前記した各基油を用いて内燃機関用潤滑油組成物(エンジン油)を調製した後、基本的性状の測定および実用性能の評価を行った。エンジン油の処方および評価結果を表2に示す。なお、比較例4は、従来公知の一般的なエンジン油を想定して処方を調製したものである。
前記した以外の基本的性状の評価方法および実用性能の評価方法は以下の通りである。
JIS K 2249に準拠して、15℃で測定した。
(CCS粘度)
JIS K2010に準拠して、−35℃で測定した。
(HT/HS粘度)
ASTM D4741に準拠して、150℃で測定した。
(酸価)
電位差法により求めた(JIS K2501)。
(塩基価)
塩酸法により求めた(JIS K2501)。
ASTM D2619−95に準拠して評価を行った。
(ゴム膨潤試験)
JIS K2256に準拠して評価を行った。
以下のような仕様のエンジンに表2に示す各処方のエンジン油を充填して、各回転数におけるトルクを測定した。結果は、比較例4(一般的なエンジン油)に対するトルク低減率として表示した。
エンジンタイプ:L−4 2.0L DOHC
バルブトレイン:ローラフォロワータイプ
構成:マニホールド外部、スパークプラグ
スロットル:ワイドオープン
オイル/冷却水温度:80/75℃
回転数:1500、2000、2500rpm
表2に示すように、実施例6における本発明の内燃機関用潤滑油組成物は、比較例4として示した従来の鉱油系エンジン油と比べて、基本性状に何ら問題がないことはもちろん、粘度指数が高く、低温領域から高温領域に渡って安定して使用できることがわかる。
また、HT/HS粘度(TBS)を一定に保ったままCCS粘度を大幅に下げることができ、潤滑性と低燃費の両立が可能である。しかも、蒸発性は、従来の鉱油系エンジン油と同等である。
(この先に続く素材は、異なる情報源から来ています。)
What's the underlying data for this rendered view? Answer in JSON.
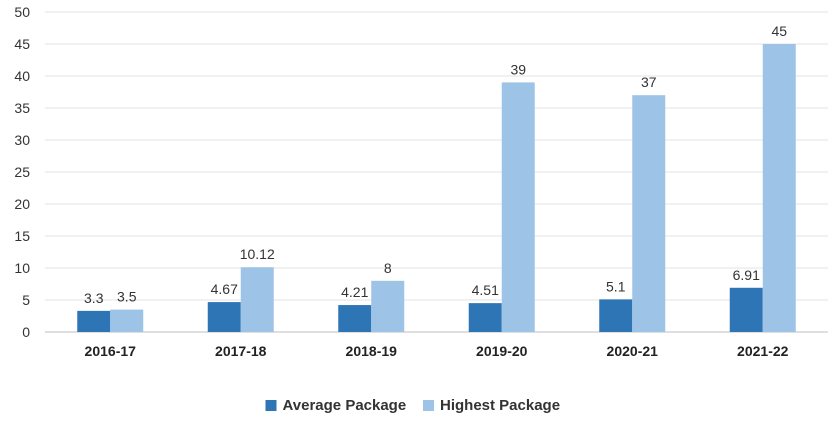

さらに、実施例6の組成物を用いてモータリングトルク試験を行った結果より、従来の鉱油系エンジン油を用いた場合に比べてトルクが3%程度低減していることがわかる。それ故、本発明の組成物は、低燃費化に有効であることが理解できる。ちなみに、80℃におけるモータリングトルクと10.15モード燃費が相関関係にあると一般に言われている。
なお、加水分解試験やゴム膨潤試験の結果より、これらの特性は、従来の鉱油系エンジン油と同等であり、実用上問題ないことも理解できる。
Claims (6)
- 下記式(1)で示されるモノエステル化合物、およびポリ-α-オレフィンを含んでなる内燃機関用潤滑油基油であって、
R1-COO-R2 (1)
(式中、R1は、炭素数5〜11の飽和炭化水素であり、R2は、炭素数16〜20の飽和炭化水素を示す。)
前記式(1)で示されるモノエステル化合物は、R1およびR2のいずれか一方のみが分岐構造を有することを特徴とする内燃機関用潤滑油基油。 - 請求項1に記載の内燃機関用潤滑油基油において、
前記モノエステル化合物の炭素数が25〜32であることを特徴とする内燃機関用潤滑油基油。 - 請求項1または請求項2に記載の内燃機関用潤滑油基油において、
R1またはR2における分岐位置がα位ではないことを特徴とする内燃機関用潤滑油基油。 - 請求項1〜請求項3のいずれかに記載の内燃機関用潤滑油基油において、
R1が直鎖構造であり、R2が分岐構造であることを特徴とする内燃機関用潤滑油基油。 - 請求項1〜請求項3のいずれかに記載の内燃機関用潤滑油基油において、
R1が分岐構造であり、R2が直鎖構造であることを特徴とする内燃機関用潤滑油基油。 - 請求項1〜請求項5のいずれかに記載の内燃機関用潤滑油基油を用いたことを特徴とする内燃機関用潤滑油組成物。